Aile bireylerinin hepsi ayrı ayrı kendi
depresyonlarını yaşadı. Normal olarak
adlandırdıkları yaşamlarından birdenbire
kopup bu küçük mekânda hayatı devam
ettirmek zordu, elbette. İçlerinden
biri yaşı çok genç olmasına rağmen bu
çözümsüzmüş gibi, sonu gelmeyecekmiş
gibi görünen iki yıl içinde kendi depresyonunu
olabildiğince gizleyip, evdekilerin
mutlu olması, konforlu hissetmesi için
elinden geleni yaptı. İçinde beslediği
umut sayesinde bu günlerin biteceğine
olan inancını sürdürdü. Henüz on beş
yaşındaydı. Hiç dışarı çıkmadan geçen
iki yılın her Pazar gününü, kendi söylemiyle,
“Kanatlarını yaralamak bahasına
kafesin demir çubuklarına çarparak
oradan oraya kendini savuran bir kuş
misali…” içinden, sessiz çığlıklar atarak
geçirdi. Divanda zamansız gelen uykularına
teslim oldu. Zamanı öldürmenin
bilinen en eski yolu.
Evde herkesin sorumlulukları vardı.
En büyük ve herkes tarafından yerine
getirilmesi gereken sorumluluk evde ses
çıkartmadan hareket etmekti. Özellikle
belli zaman aralıklarında hiç ses duyulmasın
diye çorapla yürümek zorundaydılar.
Tahta döşemelerin hangi noktası
diğer noktalara göre daha fazla gıcırdamaktaydı,
hepsi biliyordu. Borulardan
yayılacak su sesi duyulmasın diye
tuvalet kullanımı belli saat aralıklarında
ve isim listesi sıralamasına göre olmak
zorundaydı. Özellikle sessiz kalınması
gereken bu zaman aralığında minimal
hareketlerle hazırlanan yemek yapımı ve
kitap okumayla geçti.
Akşam yemeğinden sonra dinlenen
radyo, üzerine konuşmalar, evde saklanma
dönemi öncesinde yaşanan anılar,
bellekte geri dönüşler… Anne, kız çekişmeleri…
Karı, koca atışmaları… Gece
saat dokuzdan sonra yatma hazırlıkları
başlardı. Bazı mobilyalar kenara çekilir,
yataklara yer açılırdı. Uyuma zorluğu
herkes için geçerliydi.
Dün yazımda virüs salgınını ve bizi
sınırlamasını kastederek şu anda bir
dünya savaşındayız, demiştim.
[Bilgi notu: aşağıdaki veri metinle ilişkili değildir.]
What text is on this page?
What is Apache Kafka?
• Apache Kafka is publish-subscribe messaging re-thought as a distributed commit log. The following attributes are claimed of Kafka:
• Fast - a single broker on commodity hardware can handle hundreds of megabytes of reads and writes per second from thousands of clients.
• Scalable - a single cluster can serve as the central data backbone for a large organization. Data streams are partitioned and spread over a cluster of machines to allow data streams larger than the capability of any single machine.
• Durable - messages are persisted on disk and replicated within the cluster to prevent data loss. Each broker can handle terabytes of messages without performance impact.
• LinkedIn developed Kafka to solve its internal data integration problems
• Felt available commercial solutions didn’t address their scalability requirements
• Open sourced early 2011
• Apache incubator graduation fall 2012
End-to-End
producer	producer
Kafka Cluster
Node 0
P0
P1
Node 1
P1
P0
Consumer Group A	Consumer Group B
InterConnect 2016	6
Yukarıda
anlattığım gerçek öykü İkinci Dünya Savaşı
sırasında ailesiyle birlikte Nazi’den
saklanmak zorunda bırakılan on beş
yaşındaki Anne Frank’in öyküsünün küçük
bir bölümüdür. Günlük tuttuğu için
öğrendik, ne yaşadığını. Merak edenler
okuyabilir. Dilimize uzun zaman önce
çevrildi, birkaç defa da basıldı. Sinema
filmi de yapıldı.
Tüm sıkıntılara rağmen, on beş
yaşında bir genç dışarı çıkmadan, iki
yıl, kırk iki metre kare evde yaşamını
sürdürdüyse, şimdi evde durmakta
zorlanan her yaşta insanımıza örnek
olarak Franklerin yukarıdaki öyküsünü
anlatın. İki yıl sonra Gestapo virüsünün
evi basıp hepsini çil yavrusu gibi dağıttığını,
toplama kamplarına gönderdiğini
de ekleyin, anlatırken.
İnsanın bilinç fenomeninin dezavantajlarından
biri gelecek hakkında
endişelenme yeteneği. Geleceğin var
olduğunu biliyoruz ancak, içinde ne
olacağını bilmiyoruz. Evinde evcil
hayvan besleyenler bilir, onlarda öngörülemezlik
ya da belirsizlik, sürekli bir
ihtiyatlı olma, uyanıklık halidir. Süreklidir.
Bizim yeteneğimiz, birazdan ya da
gelecekte olacak olan olayların bilinmez
veya öngörülemez olduğu gerçeği
üzerinde düşünmemizdir. Belirsizliğin
kendisi, izin verirsek eğer bizde sıkıntıya
yol açıyor. Belirsizliğin her zaman
var olduğunu kavrayıp yaşamı ona göre
şekillendirmekte fayda var. Üstelik bu
belirsizliktir, bizim çözümümüz. Belirsizliğimizi sevmek gerekir.